4. Optimiser la date de départ pour ne pas perdre de trimestres ou de montant
Le choix de la date de départ en retraite influence directement le montant de la pension. Partir quelques mois trop tôt peut priver d’un trimestre complet, tandis qu’un léger report permet parfois de bénéficier d’une surcote, cette majoration accordée pour chaque trimestre travaillé au-delà de la durée requise et de l’âge légal.

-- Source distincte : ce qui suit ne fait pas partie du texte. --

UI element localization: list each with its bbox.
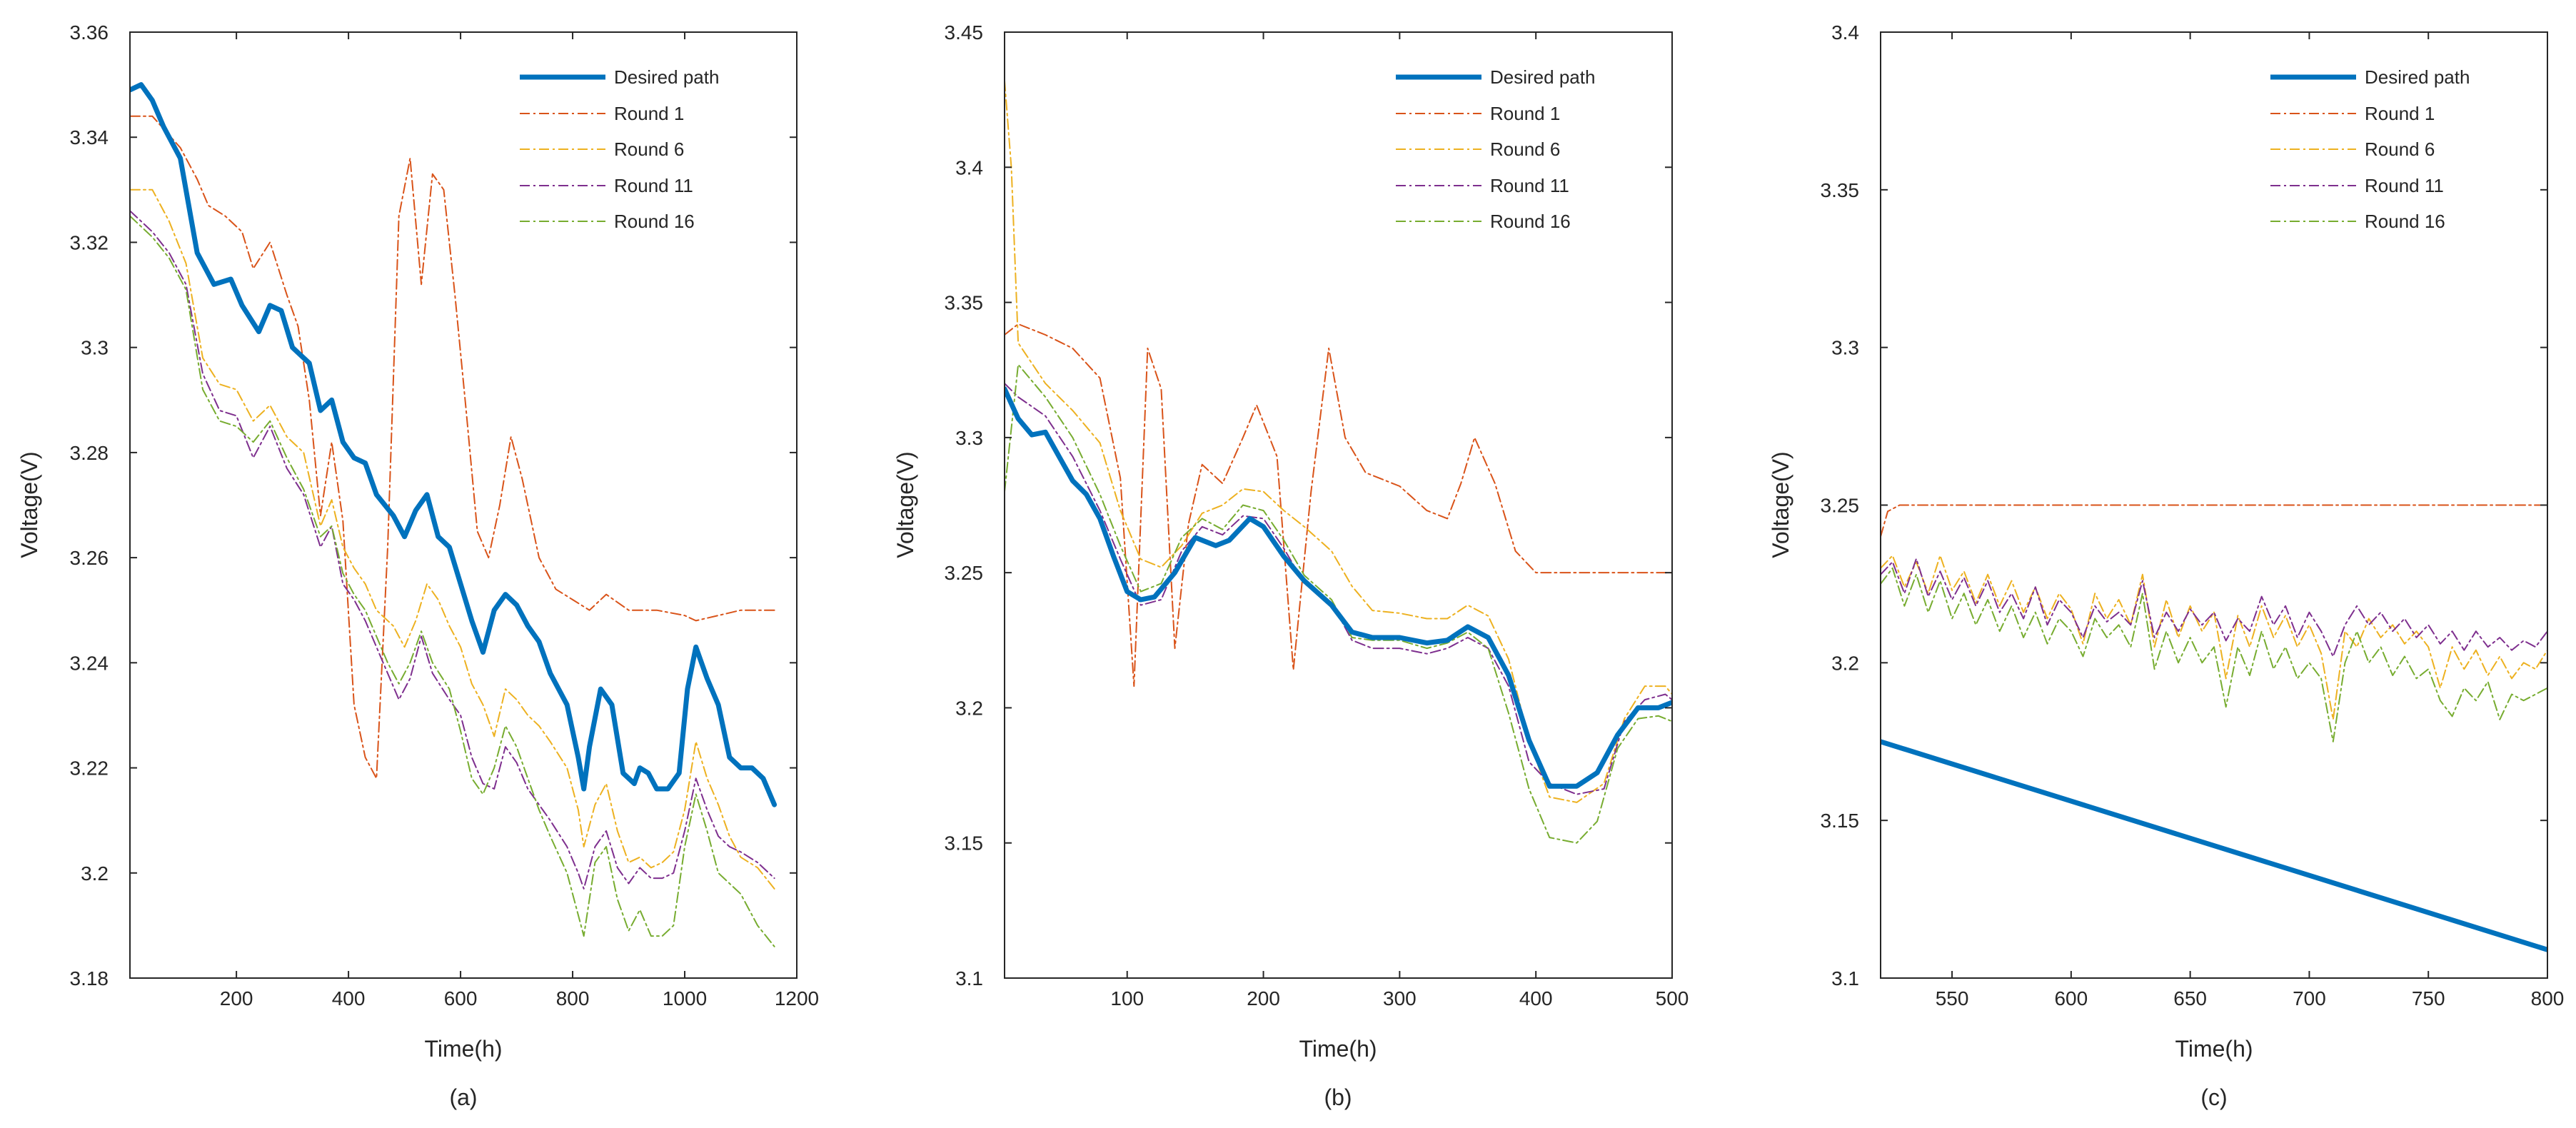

Anticiper l’impact sur les vingt-cinq meilleures années
Pour les salariés du régime général, la pension se calcule sur la base des vingt-cinq meilleures années de salaire. Une année de fin de carrière peu rémunérée, à temps partiel ou en cumul emploi-retraite, peut parfois entrer dans ce calcul et faire baisser la moyenne. Une simulation retraite réalisée avant le dépôt du dossier permet de visualiser concrètement l’effet d’un départ anticipé ou différé sur le montant final.
5. Réunir et contrôler tous les justificatifs avant le dépôt

Une fois le relevé de carrière vérifié et les anomalies corrigées, il reste à constituer un dossier complet : pièce d’identité, relevé d’identité bancaire, avis d’imposition, bulletins de salaire des dernières années et justificatifs des périodes particulières évoquées plus haut. Un dossier incomplet est la première cause de retard dans le traitement d’une demande de retraite.
Déposez votre demande depuis votre espace personnel plutôt que par courrier, cela facilite le suivi et permet de recevoir plus rapidement les demandes de compléments éventuelles. Après le dépôt, prenez le temps de relire attentivement la notification de retraite reçue en retour : elle doit correspondre exactement aux vérifications effectuées en amont, sans quoi il faudra engager une nouvelle démarche de correction, cette fois après liquidation.